In fact, if a CDN is selling that idea to you, then they are probably beginners in the space, since they most likely have little or no idea about telecoms. If you have one of these salesmen approach you, try a few questions about their peering, interconnects, and transit links, and ask them why their capacity is better than that provided by Amazon Web Services (AWS), Microsoft Azure, or Google Cloud Platform (GCP).
In the last 2 years, interconnect between continents rose from around 200TBps to around 400TBps worldwide. So broadly speaking, the internet’s lit capacity is expected to double in the 2 years from 2016 to 2018 (see Figure 2). Check it out on Telegeography.
Figure 2. According to Telegeography, the interconnect between continents nearly doubled in the last two years, rising from around 200Tbps in 2016 to nearly 400Tbps in 2018.
However, AWS, Azure, and GCP have their own networks and are very well-interconnected with one another at strategic locations based on customer demand and current traffic flows. This has relieved some of the capacity pressures on the existing internet infrastructure, but not truly at the edge or last mile, which is where the real concerns are. The coming of 5G may or may not result in relieving some of these concerns.
Meanwhile, the private interconnects (not measured by Telegeography) between the largest network operators such as Facebook, Apple, Microsoft, Google, Amazon, and Netflix (sometimes called FAMGAN) are now typically larger than the connections between those individual companies and the internet.
I spoke with Microsoft chief technical advisor Dave Crowley at length about this topic, and he mentioned that companies like Microsoft, Google, Amazon, and others directly connect with one another in order to exchange traffic to better manage the customer experience and overall customer satisfaction. This enables better traffic flow controls and reduces congestion as well as costs while increasing throughput and the overall customer engagement, while at the same time, limiting the need to rely on the public internet.
And note that all this is just the “lit” IP capacity.

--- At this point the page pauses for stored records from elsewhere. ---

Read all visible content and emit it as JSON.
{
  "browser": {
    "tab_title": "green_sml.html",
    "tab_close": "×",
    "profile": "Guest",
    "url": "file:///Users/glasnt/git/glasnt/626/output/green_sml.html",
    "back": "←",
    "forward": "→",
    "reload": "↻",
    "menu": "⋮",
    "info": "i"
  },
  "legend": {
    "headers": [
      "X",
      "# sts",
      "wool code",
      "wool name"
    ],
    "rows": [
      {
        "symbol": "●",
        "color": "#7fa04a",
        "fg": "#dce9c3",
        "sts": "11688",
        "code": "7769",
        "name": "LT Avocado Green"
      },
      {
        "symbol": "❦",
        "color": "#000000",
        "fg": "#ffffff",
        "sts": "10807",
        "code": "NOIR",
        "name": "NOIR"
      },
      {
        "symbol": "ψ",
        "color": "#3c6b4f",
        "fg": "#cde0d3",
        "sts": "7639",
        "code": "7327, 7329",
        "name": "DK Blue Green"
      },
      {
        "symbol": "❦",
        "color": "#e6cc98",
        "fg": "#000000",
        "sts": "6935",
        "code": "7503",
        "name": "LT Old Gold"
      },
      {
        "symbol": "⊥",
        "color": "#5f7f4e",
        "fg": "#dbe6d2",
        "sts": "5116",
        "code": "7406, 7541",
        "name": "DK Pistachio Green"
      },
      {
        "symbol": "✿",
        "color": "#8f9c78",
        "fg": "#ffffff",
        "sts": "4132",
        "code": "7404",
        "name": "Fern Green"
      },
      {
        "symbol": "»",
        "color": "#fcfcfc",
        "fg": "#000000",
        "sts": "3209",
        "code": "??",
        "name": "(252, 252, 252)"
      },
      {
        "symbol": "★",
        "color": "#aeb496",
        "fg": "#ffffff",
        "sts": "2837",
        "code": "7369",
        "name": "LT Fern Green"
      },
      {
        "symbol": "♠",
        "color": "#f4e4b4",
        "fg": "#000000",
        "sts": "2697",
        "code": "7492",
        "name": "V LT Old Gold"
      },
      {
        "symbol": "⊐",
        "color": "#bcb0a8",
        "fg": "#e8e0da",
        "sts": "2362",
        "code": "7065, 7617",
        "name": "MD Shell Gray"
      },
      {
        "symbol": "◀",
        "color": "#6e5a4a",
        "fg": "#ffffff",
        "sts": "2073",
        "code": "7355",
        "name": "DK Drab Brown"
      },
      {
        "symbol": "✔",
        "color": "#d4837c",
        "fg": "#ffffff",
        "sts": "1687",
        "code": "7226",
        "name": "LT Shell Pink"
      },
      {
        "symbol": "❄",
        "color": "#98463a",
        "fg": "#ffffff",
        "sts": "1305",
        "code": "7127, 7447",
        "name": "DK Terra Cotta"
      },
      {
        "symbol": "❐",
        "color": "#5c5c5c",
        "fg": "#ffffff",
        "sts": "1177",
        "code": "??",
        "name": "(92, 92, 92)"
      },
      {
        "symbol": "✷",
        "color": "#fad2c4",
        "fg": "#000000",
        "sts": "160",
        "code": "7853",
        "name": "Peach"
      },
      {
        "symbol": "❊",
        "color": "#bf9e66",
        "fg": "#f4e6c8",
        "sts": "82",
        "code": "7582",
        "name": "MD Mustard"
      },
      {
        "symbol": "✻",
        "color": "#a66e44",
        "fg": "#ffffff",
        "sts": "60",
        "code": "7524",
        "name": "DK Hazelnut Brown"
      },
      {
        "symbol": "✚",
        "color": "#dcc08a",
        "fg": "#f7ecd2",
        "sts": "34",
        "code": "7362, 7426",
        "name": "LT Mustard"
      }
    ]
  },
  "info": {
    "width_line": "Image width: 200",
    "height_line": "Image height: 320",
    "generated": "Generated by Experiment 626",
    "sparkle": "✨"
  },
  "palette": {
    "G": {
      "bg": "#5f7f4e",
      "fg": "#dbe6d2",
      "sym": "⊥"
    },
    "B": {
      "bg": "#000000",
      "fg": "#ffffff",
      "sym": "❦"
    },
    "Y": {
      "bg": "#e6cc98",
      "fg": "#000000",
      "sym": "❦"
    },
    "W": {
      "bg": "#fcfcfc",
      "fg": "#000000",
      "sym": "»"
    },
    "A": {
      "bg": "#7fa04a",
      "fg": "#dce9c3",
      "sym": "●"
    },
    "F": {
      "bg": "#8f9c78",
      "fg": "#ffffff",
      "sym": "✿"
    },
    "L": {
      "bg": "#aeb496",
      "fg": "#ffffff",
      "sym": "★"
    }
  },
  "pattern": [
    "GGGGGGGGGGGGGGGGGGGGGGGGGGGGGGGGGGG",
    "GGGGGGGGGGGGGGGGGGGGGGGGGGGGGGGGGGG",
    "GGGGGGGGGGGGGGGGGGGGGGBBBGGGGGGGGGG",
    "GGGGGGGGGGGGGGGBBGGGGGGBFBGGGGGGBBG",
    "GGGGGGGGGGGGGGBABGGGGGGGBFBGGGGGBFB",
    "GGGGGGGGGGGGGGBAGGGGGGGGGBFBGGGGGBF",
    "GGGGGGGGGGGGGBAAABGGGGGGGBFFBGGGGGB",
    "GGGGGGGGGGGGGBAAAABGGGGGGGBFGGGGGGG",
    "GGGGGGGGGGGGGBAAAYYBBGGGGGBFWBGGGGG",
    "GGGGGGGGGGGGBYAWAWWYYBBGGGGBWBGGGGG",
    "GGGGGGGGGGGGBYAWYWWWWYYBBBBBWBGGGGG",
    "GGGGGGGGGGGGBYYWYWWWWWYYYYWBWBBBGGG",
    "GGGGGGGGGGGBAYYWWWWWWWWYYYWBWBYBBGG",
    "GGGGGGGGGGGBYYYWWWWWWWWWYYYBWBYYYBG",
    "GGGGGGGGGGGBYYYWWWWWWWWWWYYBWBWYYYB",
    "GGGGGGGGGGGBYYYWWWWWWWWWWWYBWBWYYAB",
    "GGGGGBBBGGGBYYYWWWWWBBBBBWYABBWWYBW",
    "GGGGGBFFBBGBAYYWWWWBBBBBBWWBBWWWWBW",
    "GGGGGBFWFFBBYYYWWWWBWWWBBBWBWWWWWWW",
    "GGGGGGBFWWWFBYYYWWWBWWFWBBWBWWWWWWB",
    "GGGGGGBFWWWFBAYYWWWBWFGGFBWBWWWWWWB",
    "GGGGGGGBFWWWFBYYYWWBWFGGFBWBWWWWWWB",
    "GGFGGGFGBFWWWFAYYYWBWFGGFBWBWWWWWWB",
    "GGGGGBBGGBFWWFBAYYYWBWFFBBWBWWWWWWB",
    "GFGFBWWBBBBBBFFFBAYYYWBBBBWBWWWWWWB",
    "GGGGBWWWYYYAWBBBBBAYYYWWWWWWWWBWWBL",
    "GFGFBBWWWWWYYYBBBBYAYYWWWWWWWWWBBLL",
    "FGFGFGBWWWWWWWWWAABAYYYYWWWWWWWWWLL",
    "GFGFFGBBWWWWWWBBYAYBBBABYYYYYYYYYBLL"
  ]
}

Which is usually the extent of understanding that many sales guys in the CDN industry really have. The underlying dark fibre that those links are connected to can potentially carry between 8TBps and 13TBps per strand—with technology increasing that capacity frequently—to almost any other point on the planet with similar connectivity. And there are tens of strands in some fibre bundles crossing the oceans.
So you can see that the telecoms’ networks are far from operating IP services at or near capacity from the point of view of the dark fibre that the telcos own.
While it is a fact that the telcos’ lit IP capacity may at times be congested, it is also a fact that it is much easier for a telco to light more IP than it is to branch into the ever-evolving world of codecs and streaming standards way up in the application/software layer. Telcos do fibre, and operate in a world of layers 1 to 3 (physical, link, and data) for a living. These lower layers evolve much more slowly than layer 4 (application), so when they have to make CapEx investments, the familiar layers (0–3) are safe territory for them.
But all that carries Dense Wavelength Division Multiplexing (DWDM) is not gold: what is in practice actually a limiting factor for them is the power supply to the fibre’s DWDM repeaters, routers, and—further up the stack— the servers and to the consumer devices creating that demand.